Du darfst keine Angst haben, Kleine. Bald wird es vorüber sein ... Du wirst frei atmen, und wir werden dich in unseren Armen halten und lieben ... Du wirst seit langem erwartet und innig geliebt ... Er bemühte sich, Liebe und Zärtlichkeit auszustrahlen, und die furchteinflößenden Gedanken an jene Söhne und Töchter aus seinem Geist zu verbannen, die er verloren hatte. All seine Liebe hatte ihnen nicht in die Dunkelheit zu folgen vermocht, die das sich entwickelnde Laran auf ihren Geist geschleudert hatte. Er versuchte, die Erinnerungen an die schwachen und mitleiderregenden Anstrengungen von Deonaras Kindern, die nie lange genug gelebt hatten, um auch nur zu atmen, auszulöschen ... Habe ich sie genug geliebt? Hätten ihre Kinder stärker ums Leben gefachten, wenn ich Deonara mehr geliebt hätte?
»Zieht die Vorhänge zu«, sagte er einen Moment später, und eine der Kammerfrauen ging auf Zehenspitzen zum Fenster und schloß den dunkler werdenden Himmel aus. Aber der Donner grollte weiterhin, und das Aufflackern des Blitzes war selbst durch die zugezogenen Vorhänge zu sehen.
»Sieh nur, wie sie sich müht, die Kleine«, sagte die Amme. Margali stand ruhig auf, trat näher, legte behutsam die Hände um Alicianes Körper und versenkte ihr Bewußtsein in die Frau, um ihr Atmen und den Fortgang der Geburt zu steuern. Eine Frau mit Laran, die ein Kind gebar, konnte weder körperlich untersucht noch berührt werden, da die Gefahr bestand, das Ungeborene durch eine fahrlässige Berührung zu verletzen oder zu ängstigen. Das muß die Leronis tun, indem sie die Wahrnehmungsfähigkeit der Telepathie und ihre psychokinetischen Kräfte nutzte. Aliciane spürte die besänftigende Berührung. Ihr angstverzerrtes Gesicht entspannte sich, aber als Margali sich zurückzog, schrie sie vor Angst auf.

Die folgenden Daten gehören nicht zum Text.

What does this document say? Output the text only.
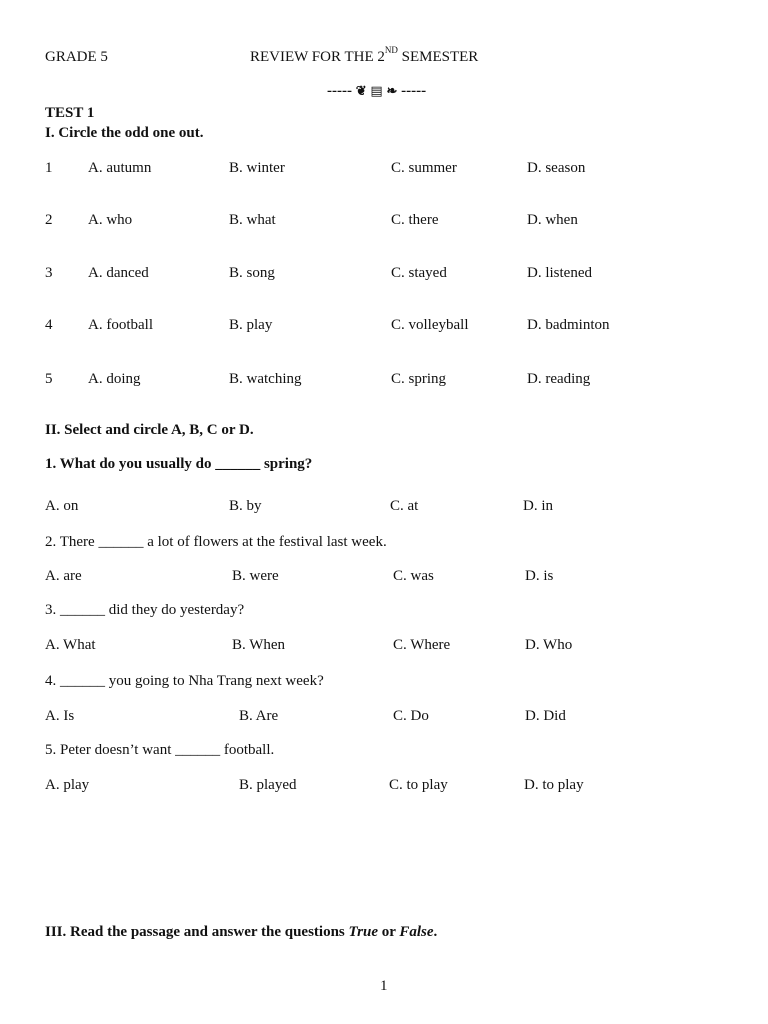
GRADE 5	REVIEW FOR THE 2ND SEMESTER
----- ❦ ▤ ❧ -----
TEST 1
I. Circle the odd one out.
1 A. autumn	B. winter	C. summer	D. season
2 A. who	B. what	C. there	D. when
3 A. danced	B. song	C. stayed	D. listened
4 A. football	B. play	C. volleyball	D. badminton
5 A. doing	B. watching	C. spring	D. reading
II. Select and circle A, B, C or D.
1. What do you usually do ______ spring?
A. on	B. by	C. at	D. in
2. There ______ a lot of flowers at the festival last week.
A. are	B. were	C. was	D. is
3. ______ did they do yesterday?
A. What	B. When	C. Where	D. Who
4. ______ you going to Nha Trang next week?
A. Is	B. Are	C. Do	D. Did
5. Peter doesn’t want ______ football.
A. play	B. played	C. to play	D. to play
III. Read the passage and answer the questions True or False.
1
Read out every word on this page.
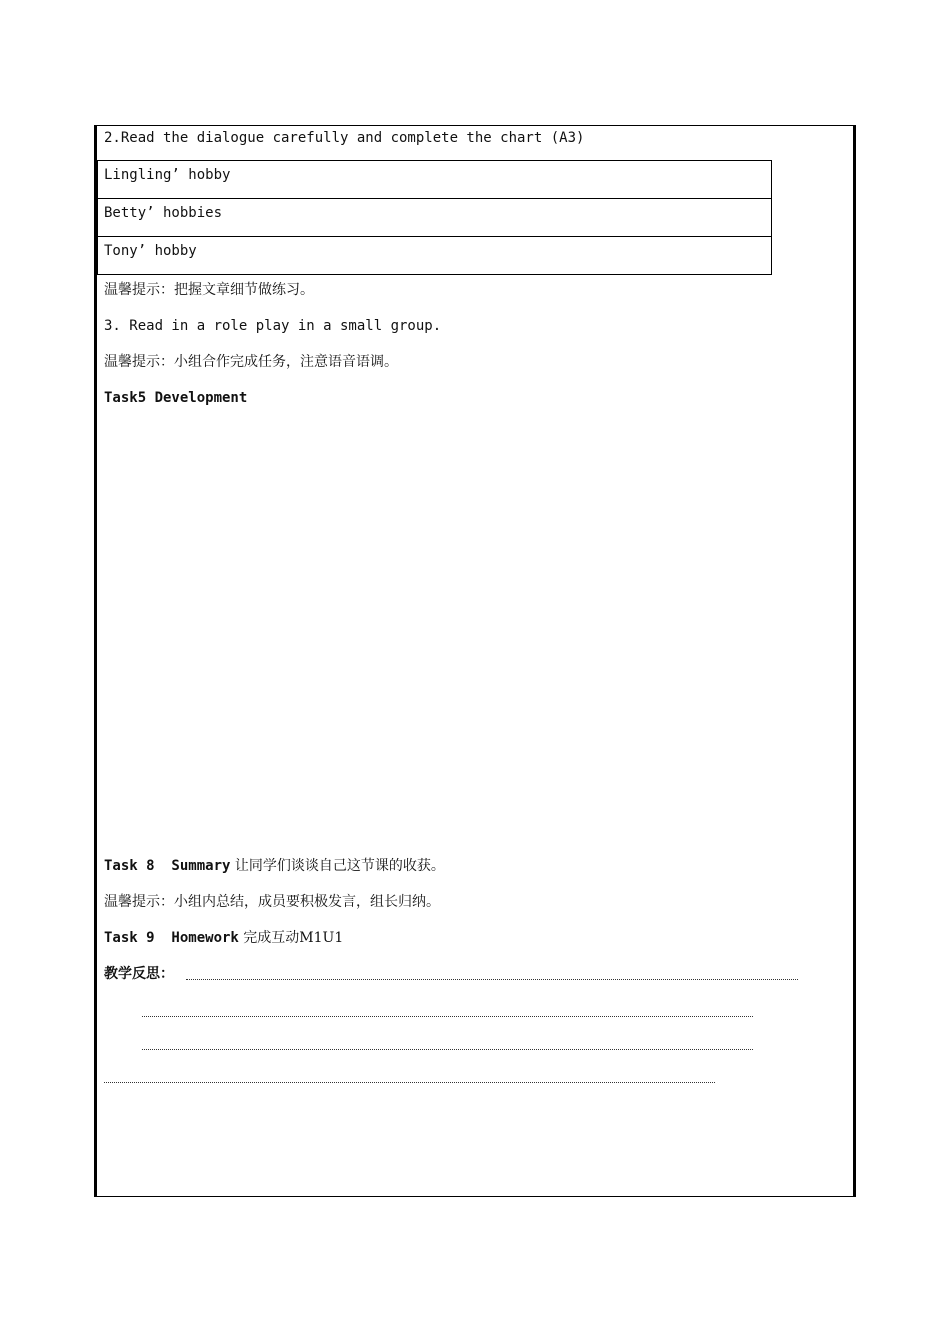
2.Read the dialogue carefully and complete the chart (A3)
Lingling’ hobby
Betty’ hobbies
Tony’ hobby
温馨提示：把握文章细节做练习。
3. Read in a role play in a small group.
温馨提示：小组合作完成任务，注意语音语调。
Task5 Development
Task 8  Summary 让同学们谈谈自己这节课的收获。
温馨提示：小组内总结，成员要积极发言，组长归纳。
Task 9  Homework 完成互动M1U1
教学反思：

»O Donal, Donal – was wird aus meinem Jungen werden?«
Lady Deonara Ardais-Aldaran, eine schlanke alternde Frau, kam auf Zehenspitzen näher und nahm Alicianes schmale Hand in die ihre. Beruhigend sagte sie: »Hab um Donal keine Furcht, Aliciane. Avarra möge verhüten, daß es notwendig ist, aber ich schwöre dir, daß ich ihm von diesem Tag an eine solch liebevolle Pflegemutter sein werde, als sei er einer meiner eigenen Söhne.«
»Du bist freundlich zu mir gewesen, Deonara«, sagte Aliciane, »und ich habe versucht, dir Mikhail wegzunehmen.«
»Kind, Kind – das ist nicht die Zeit, daran zu denken. Wenn du Mikhail geben kannst, wozu ich nicht im Stande bin, dann bist du meine Schwester, und ich werde dich lieben, wie Cassilda Camilla liebte, das schwöre ich.« Deonara beugte sich vor und küßte die bleiche Wange Alicianes. »Sei ganz ruhig, Breda; denk nur an die Kleine, die in unsere Arme kommt. Auch sie werde ich lieben.«
Sanft umarmt vom Vater ihres Kindes und der Frau, die geschworen hatte, ihr Kind wie ein eigenes in Empfang zu nehmen, wußte Aliciane, daß man sie trösten wollte.
Und doch, als der Blitz auf den Höhen flackerte und der Donner um die Mauern der Burg grollte, fühlte sie sich von Angst durchdrungen. Ist es die Angst des Kindes oder meine? Ihr Geist schwamm in die Dunkelheit hinein, während die Leronis sie besänftigte und Mikhail, Liebe und Zärtlichkeit ausströmend, ihr beruhigende Gedanken zusandte. Ist es für mich, oder nur für das Kind?